Our data provide evidence that sST2 is elevated in patients with RMF and is an independent factor for RMF in patients with preserved LVEF, regardless of concomitant ischemic heart disease. sST2 ≥ 28.2 ng/mL was associated with RMF, and with greater LV hypertrophy. Accordingly, circulating levels of sST2 above 28.2 ng/mL could help to identify patients with RMF. Our findings might be a useful clinical tool. Further studies assessing the agreement and reliability of circulating sST2 with RMF will be needed. Additional studies including sex-related and prospective studies will be required.

FUNDING

This work was supported by: Miguel Servet contract CP13/00221 from the Instituto de Salud Carlos III-FEDER, Fondo de Investigaciones Sanitarias [PI18/01875; PI21/00280; G°Na01/21]. L. Matilla has a PFIS (FI19/00302) PhD studentship, E. Jover (CD19/00251) has a Sara Borrell postdoctoral fellowship, E. Martín-Núñez has a Margarita Salas postdoctoral fellowship (ULL-MS-P14), and M. Garaikoetxea has a Miguel Servet Foundation PhD studentship.

AUTHORS’ CONTRIBUTIONS

V. Arrieta and E. Jover contributed equally to this article. Conceptualization, N. López-Andrés; methodology, V. Arrieta, A. Navarro, V. Álvarez, A. García-Peña, A. Gainza, A. Fernández-Celis, and R. Sádaba; formal analysis and data curation, V. Arrieta, A. Navarro, V. Álvarez, A. García-Peña, A. Gainza, A. Fernández-Celis, E. Jover, N. López-Andrés, and R. Sádaba; investigation, V. Arrieta, M. Garaikoetxea, E. Martín-Núñez, A. Navarro, L. Matilla, E. Jover, N. López-Andrés, A. Gainza; writing original draft, V. Arrieta, E. Jover, N. López-Andrés; writing, review and editing, V. Arrieta, E. Jover, A. García-Peña, R. Sádaba, V. Álvarez, A. Navarro, N. López-Andrés; visualization, V. Arrieta, E. Jover; supervision, N. López-Andrés; project administration, N. López-Andrés; funding acquisition, N. López-Andrés.

CONFLICTS OF INTEREST

None.

WHAT IS KNOWN ABOUT THE TOPIC?

  • RMF is associated with LV remodeling and poor outcomes in AS.

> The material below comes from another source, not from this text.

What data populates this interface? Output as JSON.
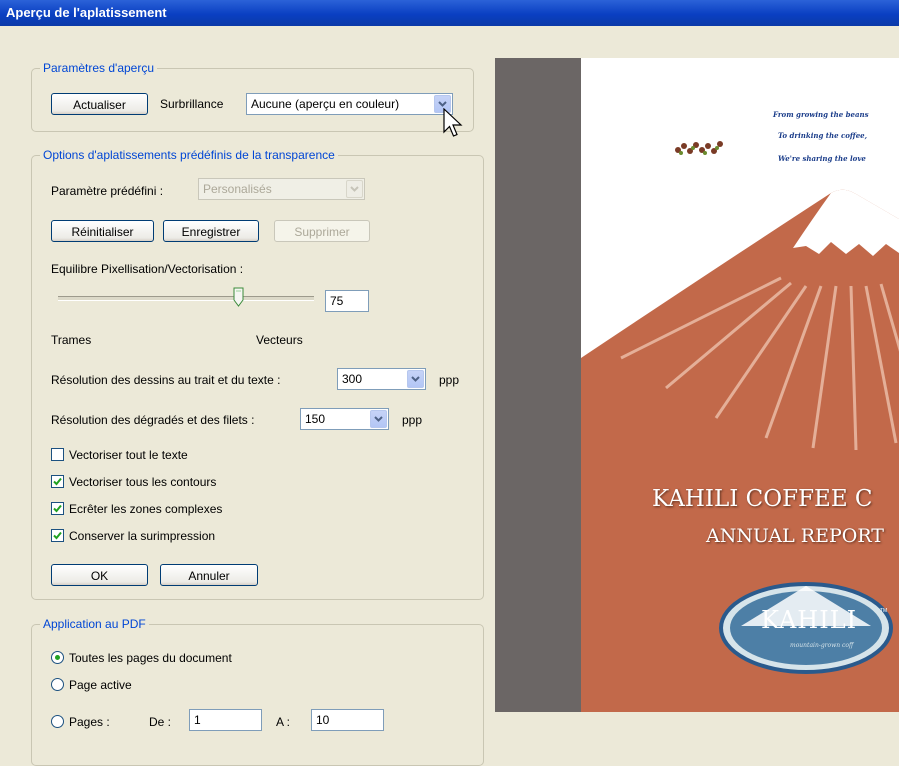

  • CMR with LGE analyses is a well-established noninvasive method to quantify RMF.

  • Sex-related differences underlie the pathogenesis and phenotypes of AS.

  • The fibrotic marker sST2 is associated with symptom onset, namely HF, and outcomes in AS.

WHAT DOES THIS STUDY ADD?

  • As per positive LGE, serum sST2> 28.2 cutoff predicts RMF and LV remodeling.

  • Higher sST2 is observed in patients with RMF, namely with midwall fibrosis and higher LV hypertrophy.

  • In patients with preserved LVEF (> 50%), sST2 is an independent factor for RMF regardless of the presence of concomitant ischemic heart disease.

  • Both RMF demonstrated by positive LGE and sST2 levels are higher in men than in women, but is associated with LV hypertrophy and dysfunction only in men.